Southbase is co-owned by Henderson alongside two prominent Christchurch investors and property developers, Philip Carter and Ben Gough.
Carter, a former city councillor, is head of property company Carter Group, while Gough heads Tailorspace and has been a major shareholder in the Gough Group companies.
Formed in 2013 as HCG Group, Southbase has built Carter’s The Crossing shopping centre, the city’s new bus interchange and Tūranga library, the Deloitte office building, and several schools.
Fulton Hogan is also based in Christchurch but was founded in Dunedin in the 1930s, and builds major infrastructure projects such as motorways and airports across New Zealand, Australia and Fiji.
It also produces and supplies construction materials such as concrete and asphalt.

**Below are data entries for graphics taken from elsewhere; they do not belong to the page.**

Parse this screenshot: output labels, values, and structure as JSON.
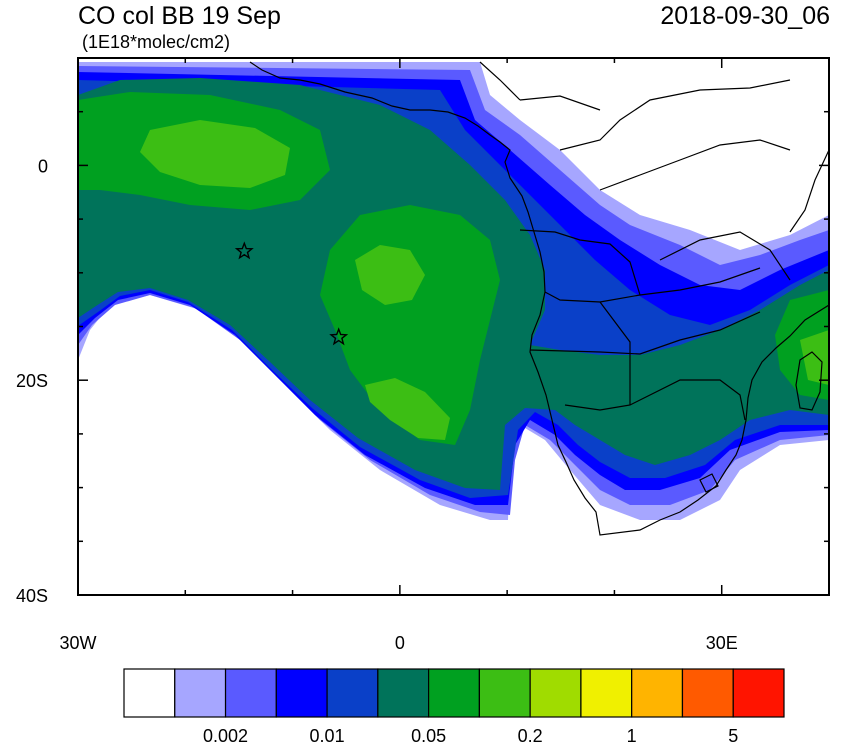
{
  "title": {
    "left": "CO col BB 19 Sep",
    "units": "(1E18*molec/cm2)",
    "right": "2018-09-30_06"
  },
  "axes": {
    "lon_range": [
      -30,
      40
    ],
    "lat_range": [
      -40,
      10
    ],
    "y_tick_labels": [
      {
        "lat": 0,
        "label": "0"
      },
      {
        "lat": -20,
        "label": "20S"
      },
      {
        "lat": -40,
        "label": "40S"
      }
    ],
    "x_tick_labels": [
      {
        "lon": -30,
        "label": "30W"
      },
      {
        "lon": 0,
        "label": "0"
      },
      {
        "lon": 30,
        "label": "30E"
      }
    ]
  },
  "markers": [
    {
      "name": "star-marker",
      "lon": -14.5,
      "lat": -8
    },
    {
      "name": "star-marker",
      "lon": -5.7,
      "lat": -16
    }
  ],
  "colorbar": {
    "colors": [
      "#ffffff",
      "#a6a6ff",
      "#5a5aff",
      "#0000ff",
      "#0a40c8",
      "#00735a",
      "#00a020",
      "#3cbe14",
      "#a0dc00",
      "#f0f000",
      "#ffb400",
      "#ff5a00",
      "#ff1400"
    ],
    "labels": [
      {
        "after_box": 2,
        "text": "0.002"
      },
      {
        "after_box": 4,
        "text": "0.01"
      },
      {
        "after_box": 6,
        "text": "0.05"
      },
      {
        "after_box": 8,
        "text": "0.2"
      },
      {
        "after_box": 10,
        "text": "1"
      },
      {
        "after_box": 12,
        "text": "5"
      }
    ]
  },
  "colors": {
    "very_low": "#a6a6ff",
    "low": "#5a5aff",
    "blue": "#0000ff",
    "dark_blue": "#0a40c8",
    "teal": "#00735a",
    "green": "#00a020",
    "light_green": "#3cbe14"
  }
}
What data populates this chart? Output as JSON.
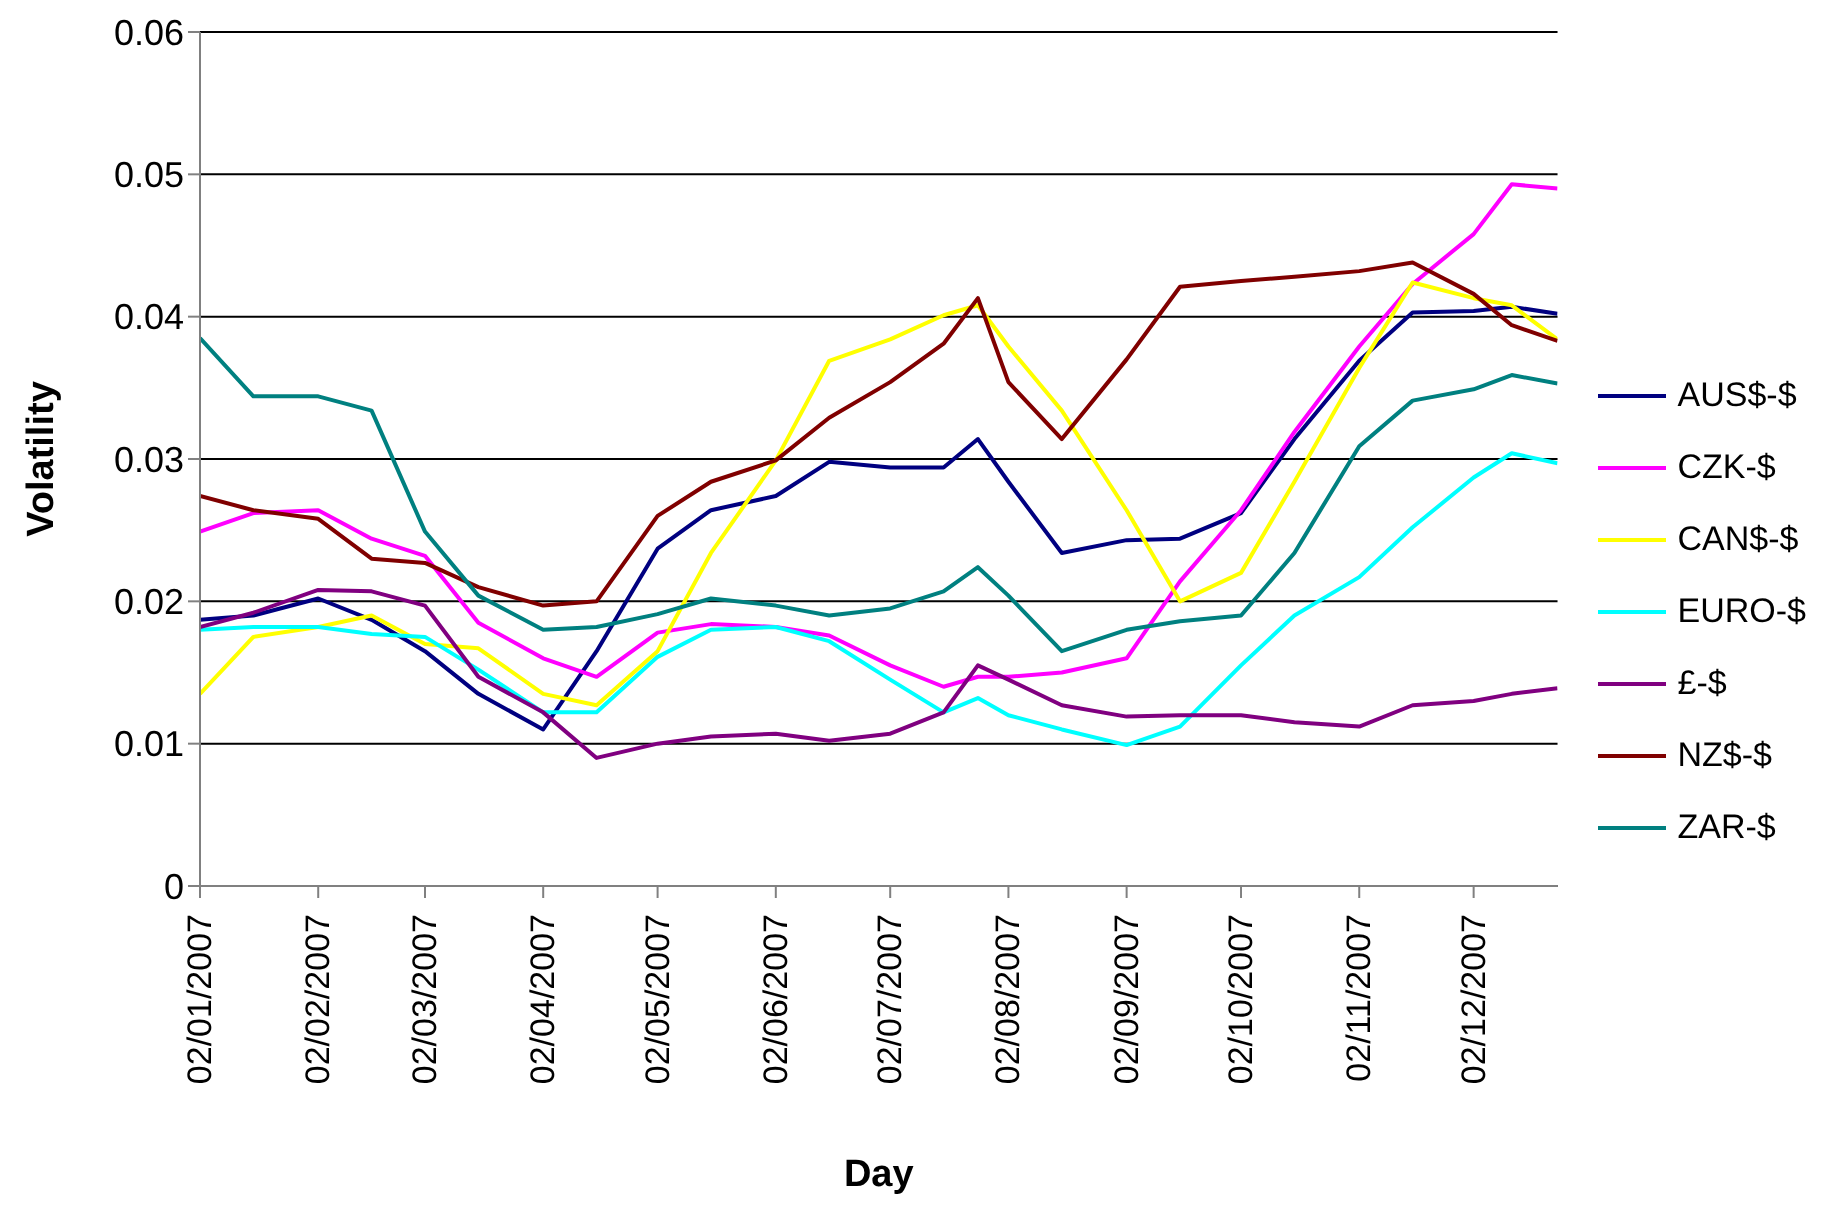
{
  "chart_data": {
    "type": "line",
    "xlabel": "Day",
    "ylabel": "Volatility",
    "x": [
      "2007-01-02",
      "2007-01-16",
      "2007-02-02",
      "2007-02-16",
      "2007-03-02",
      "2007-03-16",
      "2007-04-02",
      "2007-04-16",
      "2007-05-02",
      "2007-05-16",
      "2007-06-02",
      "2007-06-16",
      "2007-07-02",
      "2007-07-16",
      "2007-07-25",
      "2007-08-02",
      "2007-08-16",
      "2007-09-02",
      "2007-09-16",
      "2007-10-02",
      "2007-10-16",
      "2007-11-02",
      "2007-11-16",
      "2007-12-02",
      "2007-12-12",
      "2007-12-24"
    ],
    "series": [
      {
        "name": "AUS$-$",
        "color": "#000080",
        "values": [
          0.0187,
          0.019,
          0.0202,
          0.0187,
          0.0165,
          0.0135,
          0.011,
          0.0165,
          0.0237,
          0.0264,
          0.0274,
          0.0298,
          0.0294,
          0.0294,
          0.0314,
          0.0284,
          0.0234,
          0.0243,
          0.0244,
          0.0262,
          0.0314,
          0.0369,
          0.0403,
          0.0404,
          0.0407,
          0.0402
        ]
      },
      {
        "name": "CZK-$",
        "color": "#ff00ff",
        "values": [
          0.0249,
          0.0262,
          0.0264,
          0.0244,
          0.0232,
          0.0185,
          0.016,
          0.0147,
          0.0178,
          0.0184,
          0.0182,
          0.0176,
          0.0155,
          0.014,
          0.0147,
          0.0147,
          0.015,
          0.016,
          0.0214,
          0.0264,
          0.0319,
          0.0379,
          0.0423,
          0.0458,
          0.0493,
          0.049
        ]
      },
      {
        "name": "CAN$-$",
        "color": "#ffff00",
        "values": [
          0.0135,
          0.0175,
          0.0182,
          0.019,
          0.017,
          0.0167,
          0.0135,
          0.0127,
          0.0165,
          0.0234,
          0.0299,
          0.0369,
          0.0384,
          0.0401,
          0.0408,
          0.0379,
          0.0334,
          0.0264,
          0.02,
          0.022,
          0.0284,
          0.0364,
          0.0424,
          0.0413,
          0.0408,
          0.0384
        ]
      },
      {
        "name": "EURO-$",
        "color": "#00ffff",
        "values": [
          0.018,
          0.0182,
          0.0182,
          0.0177,
          0.0175,
          0.0152,
          0.0122,
          0.0122,
          0.0161,
          0.018,
          0.0182,
          0.0172,
          0.0145,
          0.0122,
          0.0132,
          0.012,
          0.011,
          0.0099,
          0.0112,
          0.0155,
          0.019,
          0.0217,
          0.0252,
          0.0287,
          0.0304,
          0.0297
        ]
      },
      {
        "name": "£-$",
        "color": "#800080",
        "values": [
          0.0182,
          0.0192,
          0.0208,
          0.0207,
          0.0197,
          0.0147,
          0.0122,
          0.009,
          0.01,
          0.0105,
          0.0107,
          0.0102,
          0.0107,
          0.0122,
          0.0155,
          0.0145,
          0.0127,
          0.0119,
          0.012,
          0.012,
          0.0115,
          0.0112,
          0.0127,
          0.013,
          0.0135,
          0.0139
        ]
      },
      {
        "name": "NZ$-$",
        "color": "#800000",
        "values": [
          0.0274,
          0.0264,
          0.0258,
          0.023,
          0.0227,
          0.021,
          0.0197,
          0.02,
          0.026,
          0.0284,
          0.0299,
          0.0329,
          0.0354,
          0.0381,
          0.0413,
          0.0354,
          0.0314,
          0.037,
          0.0421,
          0.0425,
          0.0428,
          0.0432,
          0.0438,
          0.0416,
          0.0394,
          0.0383
        ]
      },
      {
        "name": "ZAR-$",
        "color": "#008080",
        "values": [
          0.0385,
          0.0344,
          0.0344,
          0.0334,
          0.0249,
          0.0204,
          0.018,
          0.0182,
          0.0191,
          0.0202,
          0.0197,
          0.019,
          0.0195,
          0.0207,
          0.0224,
          0.0204,
          0.0165,
          0.018,
          0.0186,
          0.019,
          0.0234,
          0.0309,
          0.0341,
          0.0349,
          0.0359,
          0.0353
        ]
      }
    ],
    "xlim": [
      "2007-01-02",
      "2007-12-24"
    ],
    "xticks": [
      {
        "value": "2007-01-02",
        "label": "02/01/2007"
      },
      {
        "value": "2007-02-02",
        "label": "02/02/2007"
      },
      {
        "value": "2007-03-02",
        "label": "02/03/2007"
      },
      {
        "value": "2007-04-02",
        "label": "02/04/2007"
      },
      {
        "value": "2007-05-02",
        "label": "02/05/2007"
      },
      {
        "value": "2007-06-02",
        "label": "02/06/2007"
      },
      {
        "value": "2007-07-02",
        "label": "02/07/2007"
      },
      {
        "value": "2007-08-02",
        "label": "02/08/2007"
      },
      {
        "value": "2007-09-02",
        "label": "02/09/2007"
      },
      {
        "value": "2007-10-02",
        "label": "02/10/2007"
      },
      {
        "value": "2007-11-02",
        "label": "02/11/2007"
      },
      {
        "value": "2007-12-02",
        "label": "02/12/2007"
      }
    ],
    "ylim": [
      0,
      0.06
    ],
    "yticks": [
      0,
      0.01,
      0.02,
      0.03,
      0.04,
      0.05,
      0.06
    ],
    "grid": "y",
    "legend": "right",
    "marker": "none",
    "line_style": "solid"
  }
}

Fulton Hogan construction manager Justin McDowell said the vision for the stadium was to “unite and ignite” the spirit of Christchurch.
The 2019 business case for the stadium forecast a $395.6m economic benefit from the stadium over 30 years, including $83.9m from tourism, $103.9m of extra consumer spending, and $53.9m in “civic pride”.
The Government has purchased all but one of the sites it needs for the stadium, and has begun the legal process to acquire the remaining NG building on Madras St, a move its owners are fighting.
Land Information New Zealand’s Crown has said the building needs to be bought “urgently” for the successful delivery of the stadium.
The business case for the stadium projected it could attract the following events in an average year:
- Three large concerts averaging 28,000 people.
- Three small concerts averaging 10,000 people.
- Six or seven Super Rugby games averaging 15,000 spectators.
- Four to five domestic rugby games averaging 7000 spectators.
- One All Blacks game with 25,000-30,000 spectators.
- A rugby league game bringing in 18,000 people.
- One soccer game bringing in 15,000 spectators.
- Three large scale exhibitions averaging 12,000 people.
- One other event bringing in 10,000 spectators.